Jongvee

Kalveren gezonder, maar infectiedruk aandachtspunt bij groepshuisvesting

Het samen huisvesten van jonge kalveren brengt uitdagingen met zich mee
Het samen huisvesten van jonge kalveren brengt uitdagingen met zich mee

Duo- en groepshuisvesting van jonge kalveren (vanaf vijf dagen) wordt al steeds vaker toegepast. Vooral over infectiedruk zijn altijd zorgen geweest bij groepshuisvesting, maar dit komt niet eenduidig als risico naar voren uit wetenschappelijk onderzoek.

Dat blijkt uit een literatuuronderzoek van Debora Smits, rundveedierenarts bij Royal GD, die ze deelde tijdens de themadag Kalf-Koe Contact en Kalverhuisvesting. Er is nog beperkt onderzoek gedaan naar de gevolgen van groepshuisvesting van jonge kalveren, maar de studies die wel zijn gedaan leveren opmerkelijke resultaten op. 

Minder zieke kalveren

Neem bijvoorbeeld een studie naar gezondheid na het spenen van kalveren die als duo zijn gehuisvest of alleen zijn geweest tot spenen. ‘Daaruit blijkt dat van de kalveren in duo’s 30,7 procent ziek is geweest, terwijl 41,5 procent van de individuele dieren ziek is geweest’, vat Smits samen. Ook valt in dit onderzoek op dat er minder sprake was van diarree en luchtwegaandoeningen en dat de kalveren in duo’s meer speelgedrag vertoonden.
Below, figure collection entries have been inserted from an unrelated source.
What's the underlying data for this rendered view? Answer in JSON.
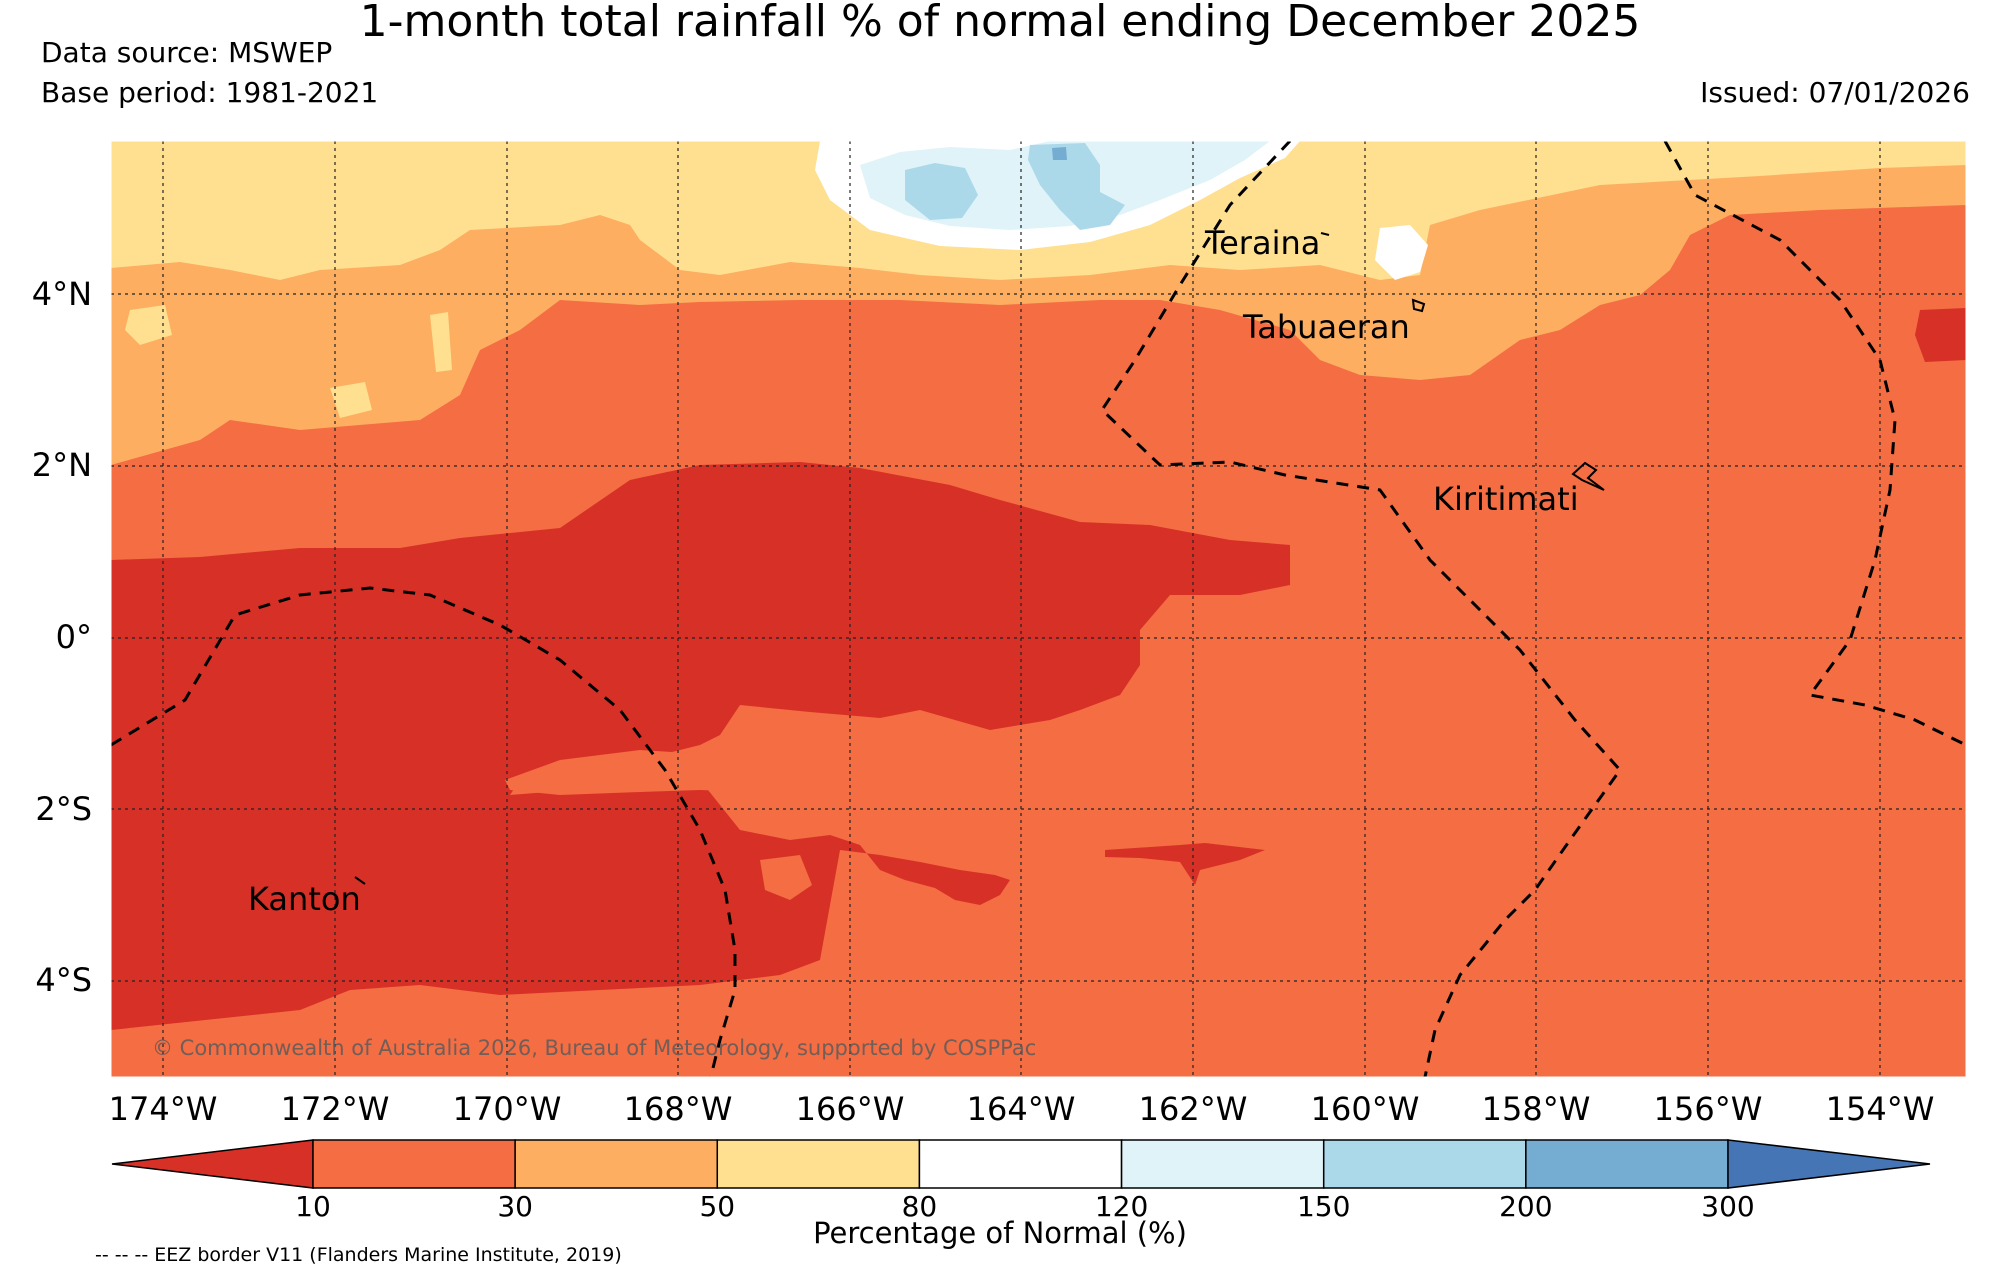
{
  "header": {
    "title": "1-month total rainfall % of normal ending December 2025",
    "data_source": "Data source: MSWEP",
    "base_period": "Base period: 1981-2021",
    "issued": "Issued: 07/01/2026"
  },
  "map": {
    "lat_labels": [
      "4°N",
      "2°N",
      "0°",
      "2°S",
      "4°S"
    ],
    "lon_labels": [
      "174°W",
      "172°W",
      "170°W",
      "168°W",
      "166°W",
      "164°W",
      "162°W",
      "160°W",
      "158°W",
      "156°W",
      "154°W"
    ],
    "islands": {
      "teraina": "Teraina",
      "tabuaeran": "Tabuaeran",
      "kiritimati": "Kiritimati",
      "kanton": "Kanton"
    },
    "copyright": "© Commonwealth of Australia 2026, Bureau of Meteorology, supported by COSPPac"
  },
  "colorbar": {
    "title": "Percentage of Normal (%)",
    "ticks": [
      "10",
      "30",
      "50",
      "80",
      "120",
      "150",
      "200",
      "300"
    ],
    "colors": [
      "#d73027",
      "#f46d43",
      "#fdae61",
      "#fee090",
      "#ffffff",
      "#e0f3f8",
      "#abd9e9",
      "#74add1",
      "#4575b4"
    ]
  },
  "legend": {
    "eez_note": "-- -- -- EEZ border V11 (Flanders Marine Institute, 2019)"
  }
}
Harder groeien en meer mastitis

Ander onderzoek, dat de kalveren volgde tot in de eerste lactatie, zag een stijging in het aantal mastitisgevallen bij vaarzen die vanaf jonge leeftijd in groepshuisvesting hebben doorgebracht. Een derde onderzoek liet zien dat kalveren in duo’s een aanzienlijk hogere brokopname hadden dan kalveren in eenlinghuisvesting. ‘Dat leverde ook een hogere groei per dag op. Dit kan erop wijzen dat kalveren het eten van elkaar afkijken en overnemen. Dit kwam overigens niet uit andere onderzoeken naar voren’, aldus Smits.

Onderzoek nog beperkt

Smits zet wel een duidelijke kanttekening bij de resultaten. Het aantal onderzoeken is namelijk beperkt en niet in Nederland uitgevoerd. De onderzoeksomstandigheden kunnen daardoor afwijken van onze praktijk. ‘De onderzoekers vergelijken bijvoorbeeld duohuisvesting met individuele kalveren die tot spenen in die setting blijven. Dat is dus anders dan onder Nederlandse omstandigheden. En er is niet onderzocht wat bedrijfseigen ziektekiemen kunnen doen. Zo kun je je afvragen hoe het zou gaan bij groepshuisvesting in geval van een salmonella-uitbraak. De praktijk blijft erop neerkomen dat groepshuisvesting bij kalveren vanaf 5 dagen een aantal uitdagingen met zich meebrengt, maar ook voordelen lijkt te bieden’, vertelt Smits. 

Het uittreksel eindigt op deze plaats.